她本来是想撕掉自己外面的这层皮,但是指甲一用力,浑身就提不起来劲。
不知道是谁在暗中压制了自己,但现在她也无所谓了。
老余皱了皱眉,隐约间感觉到空气的密度开始有了变化。
嫁衣遮掩住了畸形的小脚,鬼娇娘速度却是很快,转眼间来到几米开外,双手捧着新郎的脑袋:“缠绵时,你曾问过我的手为什么这么凉,天哥,你说是为什么?”
新郎被吓破胆,跌坐在地上:“鬼,你是鬼!”
同样想到了这种可能,准备往外面走的宾客一时腿软,无力地扶墙而站。
鬼娇娘发出一阵幽怨恐怖的笑声:“都跟我一起死吧!”
面纱上的珠子断裂,鬼娇娘长发飘扬,瞳仁深处似乎有一滴血泪。
罗盘七骂了句卧槽,一旁老余又拿出了一枚铜钱,低声道:“麻烦了。

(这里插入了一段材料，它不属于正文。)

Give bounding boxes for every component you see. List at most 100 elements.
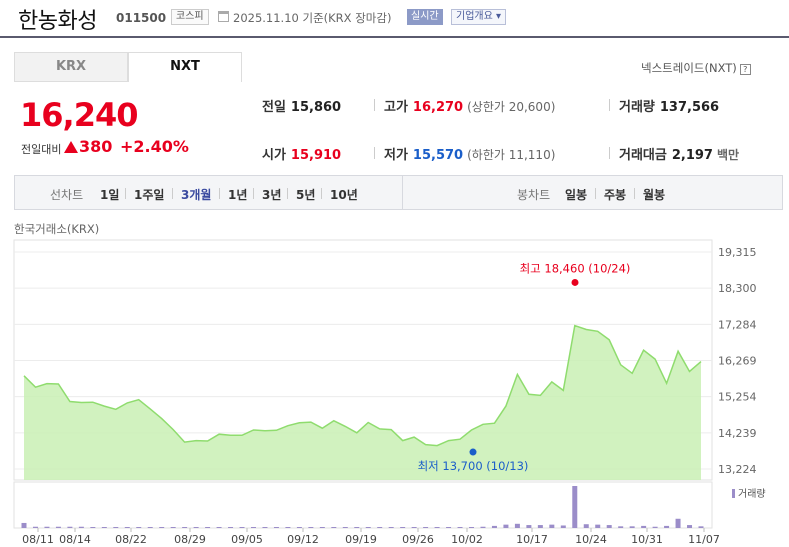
- volume-bar: [514, 523, 520, 528]
- current-price: 16,240: [20, 96, 138, 134]
- volume-bar: [664, 525, 670, 528]
- open-label: 시가: [262, 148, 286, 163]
- calendar-icon: [218, 11, 229, 22]
- volume-bar: [136, 527, 142, 528]
- volume-bar: [55, 526, 61, 528]
- volume-bar: [560, 525, 566, 528]
- volume-bar: [124, 527, 130, 528]
- tab-krx[interactable]: KRX: [14, 52, 128, 82]
- volume-bar: [641, 525, 647, 528]
- x-tick-label: 09/05: [231, 533, 263, 546]
- volume-bar: [606, 525, 612, 528]
- period-1w[interactable]: 1주일: [134, 188, 165, 202]
- volume-bar: [159, 527, 165, 528]
- x-tick-label: 08/22: [115, 533, 147, 546]
- volume-bar: [308, 527, 314, 528]
- prev-close-label: 전일: [262, 100, 286, 115]
- volume-bar: [78, 526, 84, 528]
- volume-bar: [434, 527, 440, 528]
- nxt-info-link[interactable]: 넥스트레이드(NXT)?: [641, 60, 751, 76]
- up-triangle-icon: [64, 141, 78, 153]
- divider: [125, 188, 126, 199]
- volume-bar: [67, 526, 73, 528]
- amount-label: 거래대금: [619, 148, 667, 163]
- stat-high: 고가 16,270 (상한가 20,600): [384, 96, 555, 115]
- y-tick-label: 14,239: [718, 427, 757, 440]
- realtime-button[interactable]: 실시간: [407, 9, 443, 25]
- stock-header: 한농화성 011500 코스피 2025.11.10 기준(KRX 장마감) 실…: [0, 0, 789, 38]
- price-change: 380: [79, 137, 113, 156]
- volume-frame: [13, 481, 713, 529]
- volume-bar: [273, 527, 279, 528]
- stat-amount: 거래대금 2,197 백만: [619, 144, 739, 163]
- divider: [374, 99, 375, 111]
- volume-bar: [21, 522, 27, 528]
- period-5y[interactable]: 5년: [296, 188, 316, 202]
- volume-bar: [423, 527, 429, 528]
- period-3y[interactable]: 3년: [262, 188, 282, 202]
- volume-bar: [446, 527, 452, 528]
- volume-bar: [319, 527, 325, 528]
- x-tick-label: 10/02: [451, 533, 483, 546]
- volume-bar: [652, 526, 658, 528]
- price-line: [23, 324, 702, 447]
- volume-label: 거래량: [619, 100, 655, 115]
- volume-bar: [250, 527, 256, 528]
- volume-bar: [228, 527, 234, 528]
- volume-bar: [400, 527, 406, 528]
- candle-monthly[interactable]: 월봉: [643, 188, 666, 202]
- volume-bar: [193, 527, 199, 528]
- period-1y[interactable]: 1년: [228, 188, 248, 202]
- volume-bar: [113, 527, 119, 528]
- high-value: 16,270: [412, 100, 464, 115]
- divider: [253, 188, 254, 199]
- volume-bar: [457, 527, 463, 528]
- divider: [609, 147, 610, 159]
- y-tick-label: 16,269: [718, 355, 757, 368]
- high-label: 고가: [384, 100, 408, 115]
- period-10y[interactable]: 10년: [330, 188, 358, 202]
- stat-low: 저가 15,570 (하한가 11,110): [384, 144, 555, 163]
- market-badge: 코스피: [171, 9, 209, 25]
- candle-weekly[interactable]: 주봉: [604, 188, 627, 202]
- corp-info-button[interactable]: 기업개요 ▾: [451, 9, 507, 25]
- amount-value: 2,197: [671, 148, 713, 163]
- corp-info-label: 기업개요: [456, 11, 493, 22]
- period-3m[interactable]: 3개월: [181, 188, 212, 202]
- high-marker: [571, 278, 579, 286]
- volume-bar: [44, 526, 50, 528]
- prev-close-value: 15,860: [290, 100, 342, 115]
- upper-limit: (상한가 20,600): [467, 100, 556, 114]
- volume-bar: [503, 524, 509, 528]
- low-label: 최저 13,700 (10/13): [418, 459, 529, 473]
- high-label: 최고 18,460 (10/24): [520, 261, 631, 275]
- stock-code: 011500: [116, 11, 167, 25]
- exchange-label: 한국거래소(KRX): [14, 222, 100, 236]
- x-tick-label: 10/31: [631, 533, 663, 546]
- volume-bar: [526, 525, 532, 528]
- volume-bar: [469, 527, 475, 528]
- divider: [595, 188, 596, 199]
- divider: [374, 147, 375, 159]
- low-value: 15,570: [412, 148, 464, 163]
- period-1d[interactable]: 1일: [100, 188, 120, 202]
- y-tick-label: 18,300: [718, 282, 757, 295]
- x-tick-label: 10/24: [575, 533, 607, 546]
- volume-bar: [411, 527, 417, 528]
- volume-bar: [32, 526, 38, 528]
- volume-bar: [101, 527, 107, 528]
- volume-bar: [583, 524, 589, 528]
- volume-bar: [205, 527, 211, 528]
- volume-bar: [698, 526, 704, 528]
- divider: [172, 188, 173, 199]
- help-icon[interactable]: ?: [739, 64, 751, 75]
- x-tick-label: 09/12: [287, 533, 319, 546]
- volume-bar: [572, 486, 578, 528]
- stat-open: 시가 15,910: [262, 144, 341, 163]
- stat-prev-close: 전일 15,860: [262, 96, 341, 115]
- candle-daily[interactable]: 일봉: [565, 188, 588, 202]
- volume-bar: [90, 527, 96, 528]
- tab-nxt[interactable]: NXT: [128, 52, 242, 82]
- volume-legend-swatch: [732, 489, 735, 498]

”
异物在极端愤怒和怨恨的情况下,可以燃烧自己的魂魄,造成的冲击会破坏空间稳定性,处在这片空间的人,亦不能幸免。
罗盘七:“……说好千分之一的概率呢?”
这种自爆似的同归于尽,一千个异物里,最多有一个成功。毕竟它的前提条件是愤怒到达极致,类似人类在肾上腺素飙升下,作出的一些超人行为。
无人在意的角落,骸骨狗悄悄跳出了口袋,准备稍后一口吞了空间里的乱流。